—Tu espères quand on tue les femmes?
—Ah! Maurice, dit Lorin, fils de la Révolution, ne renie pas ta mère. Ah! Maurice, demeure un bon et loyal patriote. Maurice, celle qui va mourir, ce n'est pas une femme comme toutes les autres femmes; celle qui va mourir, c'est le mauvais génie de la France.

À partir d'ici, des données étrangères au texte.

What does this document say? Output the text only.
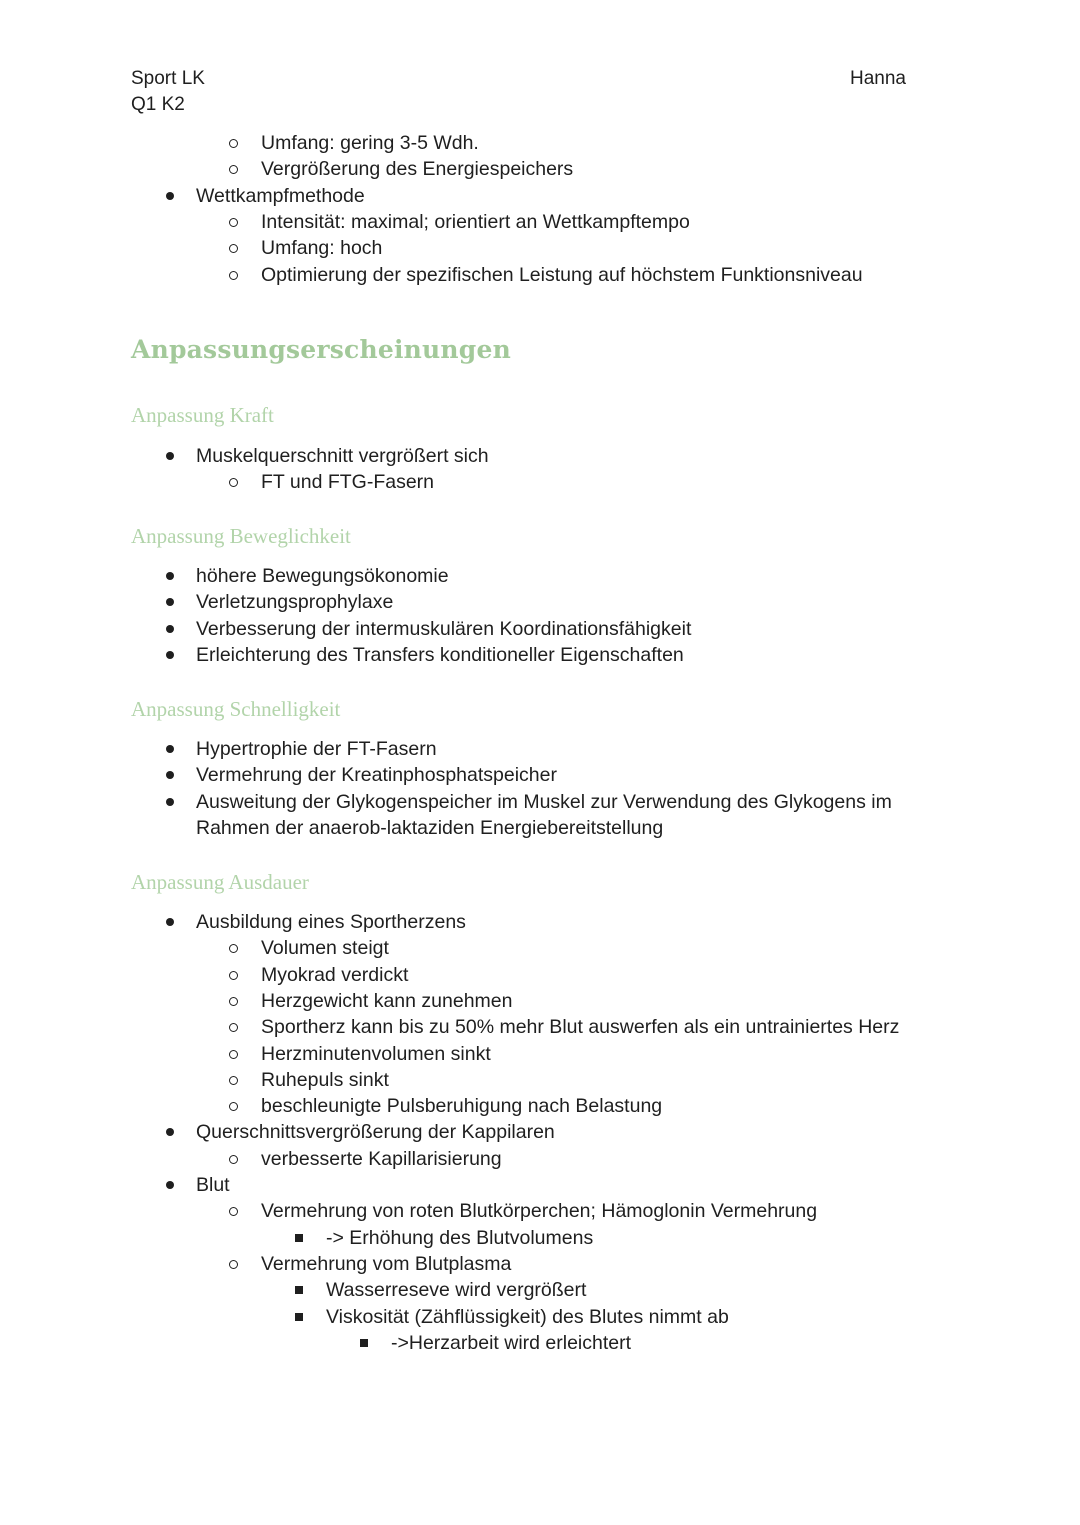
Sport LK
Q1 K2
Hanna
Umfang: gering 3-5 Wdh.
Vergrößerung des Energiespeichers
Wettkampfmethode
Intensität: maximal; orientiert an Wettkampftempo
Umfang: hoch
Optimierung der spezifischen Leistung auf höchstem Funktionsniveau
Anpassungserscheinungen
Anpassung Kraft
Muskelquerschnitt vergrößert sich
FT und FTG-Fasern
Anpassung Beweglichkeit
höhere Bewegungsökonomie
Verletzungsprophylaxe
Verbesserung der intermuskulären Koordinationsfähigkeit
Erleichterung des Transfers konditioneller Eigenschaften
Anpassung Schnelligkeit
Hypertrophie der FT-Fasern
Vermehrung der Kreatinphosphatspeicher
Ausweitung der Glykogenspeicher im Muskel zur Verwendung des Glykogens im
Rahmen der anaerob-laktaziden Energiebereitstellung
Anpassung Ausdauer
Ausbildung eines Sportherzens
Volumen steigt
Myokrad verdickt
Herzgewicht kann zunehmen
Sportherz kann bis zu 50% mehr Blut auswerfen als ein untrainiertes Herz
Herzminutenvolumen sinkt
Ruhepuls sinkt
beschleunigte Pulsberuhigung nach Belastung
Querschnittsvergrößerung der Kappilaren
verbesserte Kapillarisierung
Blut
Vermehrung von roten Blutkörperchen; Hämoglonin Vermehrung
-> Erhöhung des Blutvolumens
Vermehrung vom Blutplasma
Wasserreseve wird vergrößert
Viskosität (Zähflüssigkeit) des Blutes nimmt ab
->Herzarbeit wird erleichtert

—Oh! ce n'est pas elle que je regrette; ce n'est pas elle que je pleure! s'écria Maurice.
—Oui, je comprends, c'est Geneviève.
—Ah! dit Maurice, vois-tu, il y a une pensée qui me rend fou: c'est que Geneviève est aux mains des pourvoyeurs de guillotine qu'on appelle Hébert et Fouquier-Tinville; aux mains des hommes qui ont envoyé ici la pauvre Héloïse et qui y envoient la fière Marie-Antoinette.
—Eh bien, dit Lorin, voilà justement ce qui fait que j'espère, moi: quand la colère du peuple aura fait ce large repas de deux tyrans, elle sera rassasiée, pour quelque temps du moins, comme le boa qui met trois mois à digérer ce qu'il dévore. Alors elle n'engloutira plus personne, et, comme disent les prophètes du faubourg, alors les plus petits morceaux lui feront peur.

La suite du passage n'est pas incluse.